Interview - Robert Hall - Business English for real
Robert Hall is an American business professional who has been living in Brazil (with his Brazilian wife) for the past two years. Teacher "by chance", as he never really planned that, he enhances his classes with his own experience in the business market. Get to know more about him and about how to teach (or learn) Business English.
Tell us something about your background, education and experience. Robert - I am from Texas, and have lived in Texas until I started to travel. I studied Spanish at Texas Tech University, and after graduating, I decided that I wanted to become as fluent as possible, so I decided to live in Mexico. I first started teaching, but I also did some work on translations. I then worked for the state government of Guanajuato (Mexico) in promotion of international trade and foreign direct investment, which was a very interesting and educational experience. After, I decided to go back to school to complete an MBA program, which I finished at Thunderbird in Arizona. At Thunderbird I was focusing my studies in marketing, specializing in business to business marketing. I then began working in the electronics manufacturing industries as a sales engineer for suppliers of tooling, machinery, and other engineered materials. I have extensive knowledge of the northern border region between Mexico and the US, where you can find a large concentration of manufacturing industries. My wife is a Brazilian who accepted an opportunity to transfer back to Brazil from Mexico, so here we are. I have been in Brazil for almost two years now.
How did you become a teacher? How does your experience in the business market help you prepare your classes? Robert - In reality, I'm not a teacher. I have been teaching English from the perspective of a business professional who happens to have a deeper understanding of language derived from learning foreign languages. My international business experience is useful to my students because of the unique perspective I have both from the formal educational experience and from the real-world, for example, with the requirements of reporting, visiting customers, working with business partners, etc. It is difficult to understand the challenges of international business communication unless you have that kind of experience.

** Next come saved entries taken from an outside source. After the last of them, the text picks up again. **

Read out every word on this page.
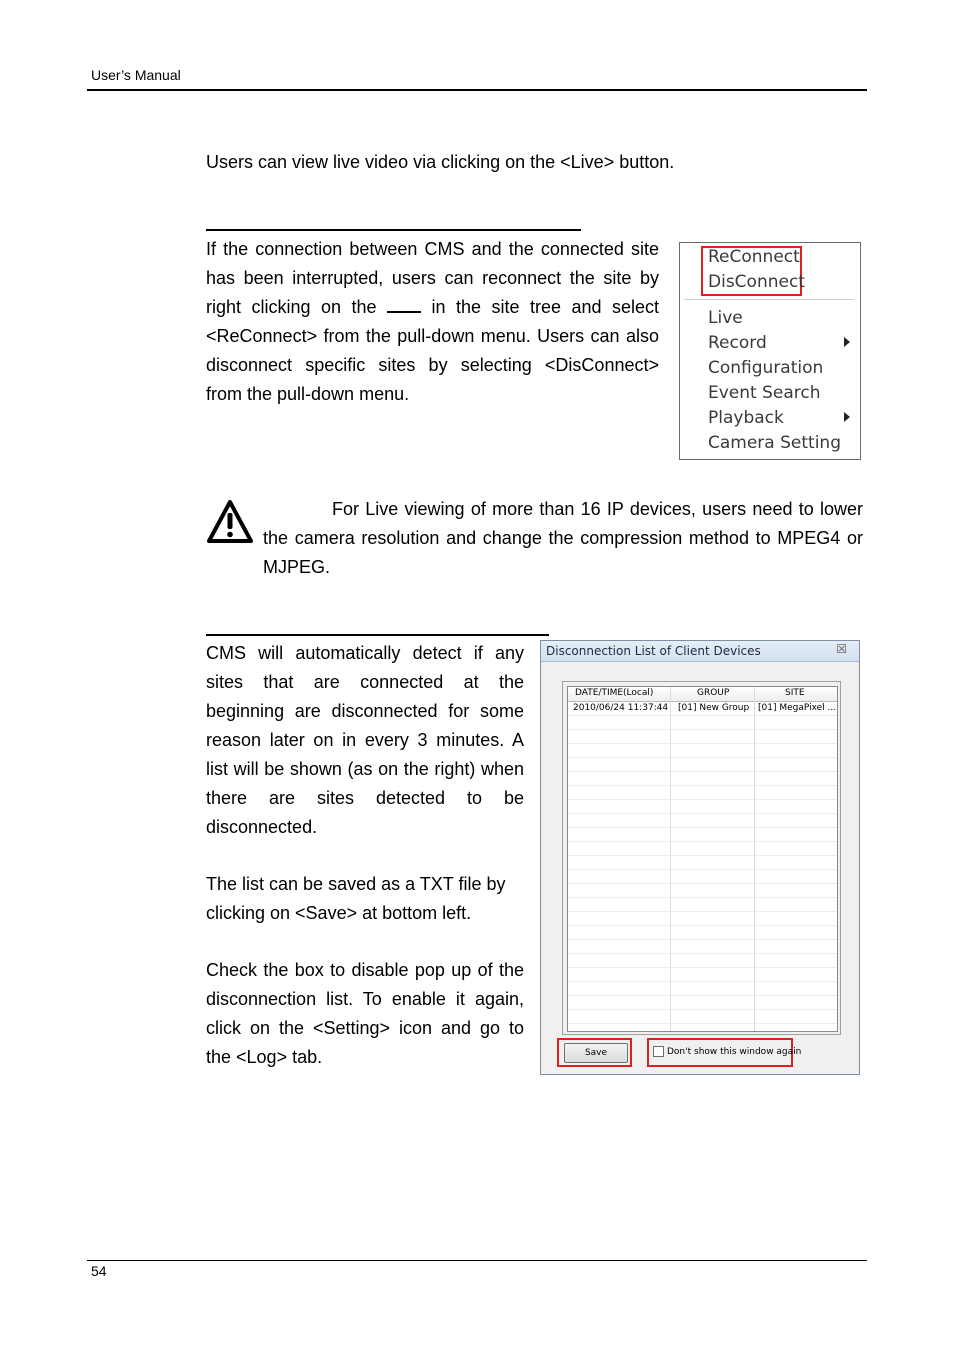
User’s Manual
Users can view live video via clicking on the <Live> button.
If the connection between CMS and the connected site has been interrupted, users can reconnect the site by right clicking on the  in the site tree and select <ReConnect> from the pull-down menu. Users can also disconnect specific sites by selecting <DisConnect> from the pull-down menu.
ReConnect
DisConnect
Live
Record
Configuration
Event Search
Playback
Camera Setting
For Live viewing of more than 16 IP devices, users need to lower the camera resolution and change the compression method to MPEG4 or MJPEG.
CMS will automatically detect if any sites that are connected at the beginning are disconnected for some reason later on in every 3 minutes. A list will be shown (as on the right) when there are sites detected to be disconnected.
The list can be saved as a TXT file by clicking on <Save> at bottom left.
Check the box to disable pop up of the disconnection list. To enable it again, click on the <Setting> icon and go to the <Log> tab.
Disconnection List of Client Devices	☒
DATE/TIME(Local)	GROUP	SITE
2010/06/24 11:37:44 [01] New Group [01] MegaPixel ...
Save	Don't show this window again
54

Many students, even when they are fluent, 'block' when they need to speak in a more formal situation, such as meetings, presentations or negotiations. What would you suggest them? Robert - My suggestion for improving fluency is to listen to as many podcasts and watch as many videocasts as possible. By hearing other people discuss issues and respond to difficult questions, you can learn from other presenters. By listening to English language discussions as much as possible, you program the brain to process the information, and little by little you learn key phrases and other useful language to use in similar situations. Try to find podcasts with audio script files, so that you can check your comprehension. It would be very nice to use the blog to encourage as many of those of you out there to share your ideas on where to find good information.

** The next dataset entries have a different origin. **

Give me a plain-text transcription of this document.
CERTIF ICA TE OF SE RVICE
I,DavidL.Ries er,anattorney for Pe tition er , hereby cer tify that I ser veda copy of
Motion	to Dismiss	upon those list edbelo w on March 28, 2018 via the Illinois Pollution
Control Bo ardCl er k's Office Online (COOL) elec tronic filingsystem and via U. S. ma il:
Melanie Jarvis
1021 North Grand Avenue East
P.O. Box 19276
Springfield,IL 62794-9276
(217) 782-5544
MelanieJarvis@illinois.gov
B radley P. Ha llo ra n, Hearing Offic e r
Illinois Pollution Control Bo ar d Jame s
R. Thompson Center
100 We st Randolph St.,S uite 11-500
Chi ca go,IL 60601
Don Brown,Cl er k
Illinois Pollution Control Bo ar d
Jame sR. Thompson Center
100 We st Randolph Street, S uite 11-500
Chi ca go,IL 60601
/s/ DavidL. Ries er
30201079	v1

Case studies are also very useful. I recommend reading and researching as much as possible to learn about the company, the products, the business, other issues, strategies, etc. You can find a surprising amount of information on the internet by carefully choosing the search criteria. Discover new vocabulary, new expressions, new phrases, etc. Learn how to use this language to say the same thing with different words. To stop the mental block, you need to know how to continue the communication, even when you don't know what to say. Explain what you are thinking, try to confirm what you understand, or even answer a question or two with another question of your own. Not everybody has all the answers all the time. Learn how to express yourself, and if you don't have enough information to form an opinion, say so.
How similar or how different are the strategies for a good negotiation in Portuguese and in English? What are some of these strategies? Robert - I think that the basics are the same. Be as knowledgeable as you possibly can, respect your negotiation partner, understand the root values, etc. Study the history of the company you are going to negotiate with. If you are negotiating for a better job, talk to other people who have had to do the same thing. Knowledge is power. Being able to negotiate across cultures is the difficult part. Study the country culture, the company culture, and even the resume (CV) of the person you are going to negotiate with. What if you have some shared interests? That can be very useful to make the negotiation much more friendly.
What are some hints you can give to students who need to negotiate in English? Robert - Practice what you want to say in different ways. I think that many times language classes focus too much on saying things one way. There are many different ways to say the same thing, and it is important to be able to both understand and be understood in different situations.
What should students focus more on when they need to talk to other businessmen, native or non-native: improving vocabulary, grammar or pronunciation and intonation?
Robert - I think that most people try to speak too fast. In my opinion it is far better to speak well, even though more slowly, than to speak as fast as you can just because it seems to be more fluent. Speak slowly, take the time to pronounce well, and take the time to paraphrase what you understand to confirm that you're both understanding each other. This also gives you more time to mentally organize your thoughts. Know how to paraphrase. In other words, know how to say the same thing using other words and phrases.
How can teachers better prepare their students for the situations above?
Robert - Motivation is key. Teachers should also help the student to practice, taking on the role of their negotiation partner. Ask as many difficult questions as possible.